C’est en voiture que nous fûmes le lendemain matin à Bourg-Lastic à la rencontre de Taïfour Mohamed, d’AJIR-Auvergne, l’initiateur et le réalisateur, avec l’aide des autorités civiles et militaires locales, de la stèle à la mémoire des Harkis du camp et du petit cimetière d’enfants. La visite commençait par ce petit cimetière aménagé dans une clairière à quelques centaines de mètres du camp lui-même. On y accède par un chemin goudronné depuis quelques années seulement. J’avais entendu parler de ce cimetière où, au fond de la clairière, sont alignées onze plaques toutes simples sur un parterre recouvert de gravier brun. Devant, l’aire est méticuleusement entretenue, par l’Armée, nous dit M Mohamed. En avant de l’alignement, une plaque porte les noms de seize enfants, dont cinq morts-nés et onze décédés entre un jour et vingt-et-un mois. Manquent quatre noms dont on nous dit que ce sont ceux d’enfants, morts à l’hôpital, dont on n’a pas les corps.

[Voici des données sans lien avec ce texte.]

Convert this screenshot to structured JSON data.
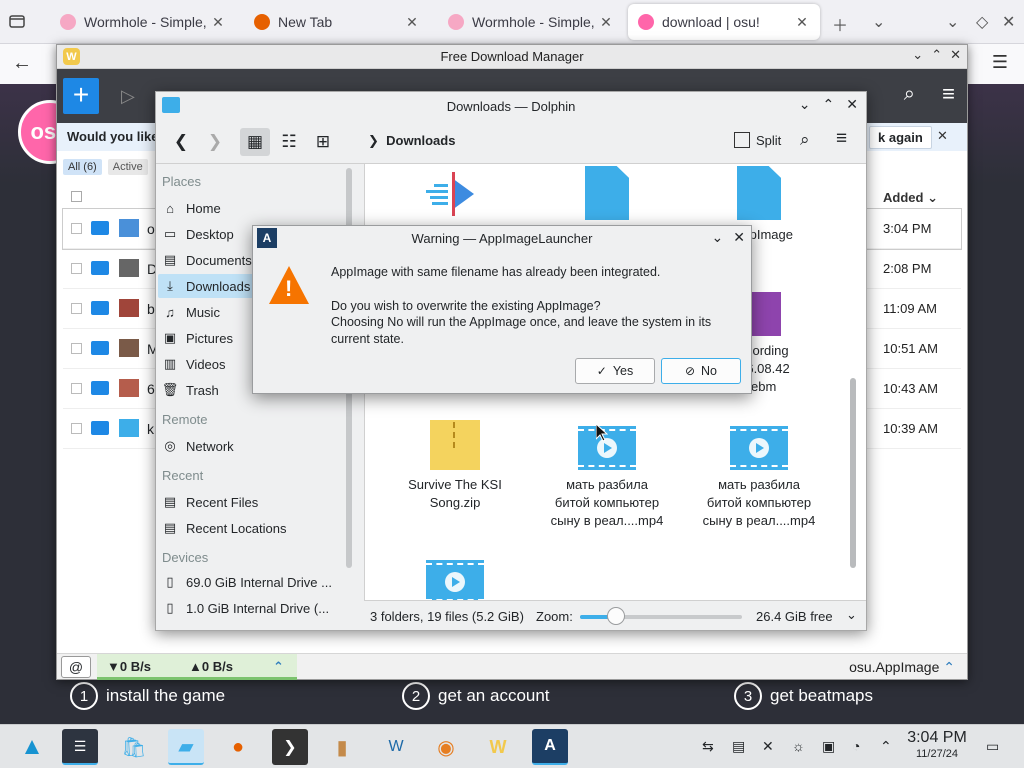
{
  "browser": {
    "tabs": [
      {
        "title": "Wormhole - Simple, p",
        "favicon_color": "#f6a8c4"
      },
      {
        "title": "New Tab",
        "favicon_color": "#e66000"
      },
      {
        "title": "Wormhole - Simple, p",
        "favicon_color": "#f6a8c4"
      },
      {
        "title": "download | osu!",
        "favicon_color": "#ff66aa"
      }
    ],
    "active_tab": 3
  },
  "osu_site": {
    "logo": "osu",
    "steps": [
      {
        "num": "1",
        "label": "install the game"
      },
      {
        "num": "2",
        "label": "get an account"
      },
      {
        "num": "3",
        "label": "get beatmaps"
      }
    ]
  },
  "fdm": {
    "title": "Free Download Manager",
    "banner_text": "Would you like",
    "banner_button": "k again",
    "filters": [
      "All (6)",
      "Active"
    ],
    "column_added": "Added",
    "rows": [
      {
        "name": "o",
        "time": "3:04 PM"
      },
      {
        "name": "D",
        "time": "2:08 PM"
      },
      {
        "name": "b",
        "time": "11:09 AM"
      },
      {
        "name": "M",
        "time": "10:51 AM"
      },
      {
        "name": "6",
        "time": "10:43 AM"
      },
      {
        "name": "k",
        "time": "10:39 AM"
      }
    ],
    "download_speed": "▼0 B/s",
    "upload_speed": "▲0 B/s",
    "current_file": "osu.AppImage"
  },
  "dolphin": {
    "title": "Downloads — Dolphin",
    "breadcrumb": "Downloads",
    "split_label": "Split",
    "places": {
      "heading_places": "Places",
      "places_items": [
        "Home",
        "Desktop",
        "Documents",
        "Downloads",
        "Music",
        "Pictures",
        "Videos",
        "Trash"
      ],
      "heading_remote": "Remote",
      "remote_items": [
        "Network"
      ],
      "heading_recent": "Recent",
      "recent_items": [
        "Recent Files",
        "Recent Locations"
      ],
      "heading_devices": "Devices",
      "device_items": [
        "69.0 GiB Internal Drive ...",
        "1.0 GiB Internal Drive (..."
      ]
    },
    "files": {
      "appimage_label": "pImage",
      "recording_label_1": "Recording",
      "recording_label_2": "27 6.08.42",
      "recording_label_3": "webm",
      "zip_label_1": "Survive The KSI",
      "zip_label_2": "Song.zip",
      "video1_label_1": "мать разбила",
      "video1_label_2": "битой компьютер",
      "video1_label_3": "сыну в реал....mp4",
      "video2_label_1": "мать разбила",
      "video2_label_2": "битой компьютер",
      "video2_label_3": "сыну в реал....mp4"
    },
    "status_info": "3 folders, 19 files (5.2 GiB)",
    "zoom_label": "Zoom:",
    "zoom_level": 0.22,
    "free_space": "26.4 GiB free"
  },
  "dialog": {
    "title": "Warning — AppImageLauncher",
    "line1": "AppImage with same filename has already been integrated.",
    "line2": "Do you wish to overwrite the existing AppImage?",
    "line3": "Choosing No will run the AppImage once, and leave the system in its current state.",
    "yes_label": "Yes",
    "no_label": "No"
  },
  "taskbar": {
    "time": "3:04 PM",
    "date": "11/27/24"
  }
}
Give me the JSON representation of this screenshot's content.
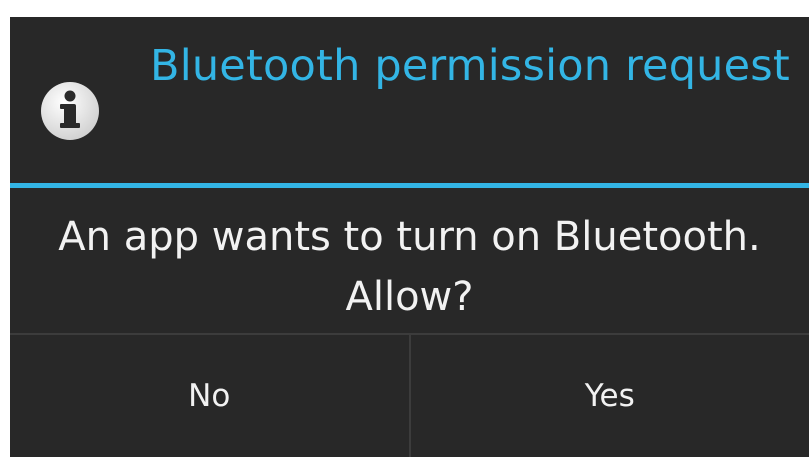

Savoir de quoi ces enfants sont morts n’est pas facile et il n’est d’aucun intérêt de se perdre en conjectures. Ce qui est certain, c’est que, faute d’accord des communes avoisinantes pour qu’elles le soient dans leurs cimetières, leurs dépouilles ont été enterrées dans cette clairière proche du camp. Je ne puis m’empêcher de penser que ceux-là ont eu de la chance, d’une certaine façon. A Saint-Maurice-l’Ardoise, le cimetière improvisé a disparu dans une exploitation maraîchère et les familles sont bien en peine de savoir où sont les restes de leurs enfants.
A Bias, j’avais été pris d’un sentiment de désolation et de quasi abattement. Ici, c’est la pitié qui m’étreint et qui, peu à peu, alors que je n’arrive pas à me dégager de ce petit bout de terre noyé dans l’immense futaie d’un camp militaire, se transforme en rage.
Mais voici qu’il faut partir, continuer la visite. C’est à quelques centaines de mètres que se trouve le camp proprement dit. Une simple clairière, là aussi, où des dizaines de tentes avaient été plantées et où vécurent 4 945 personnes entre le 24 juin et le 22 septembre 1962 avant d’être dispatchées dans d’autres camps. (Lire) C’est là que Taïfour Mohamed a creusé de ses propres mains une petite fosse pour y planter un socle de béton tout simple destiné à recevoir une stèle en pierre de deux mètres sur soixante-dix centimètres. « Pour se souvenir et ne pas oublier », dit maladroitement l’incrustation.
Pour que les Français sachent, surtout, car, comment nous, les PNH, pourrions-nous oublier ?
__________________________
Pour info : je serai aujourd’hui, vers 12h, au camp forestier de Roybon, dans l’Isère.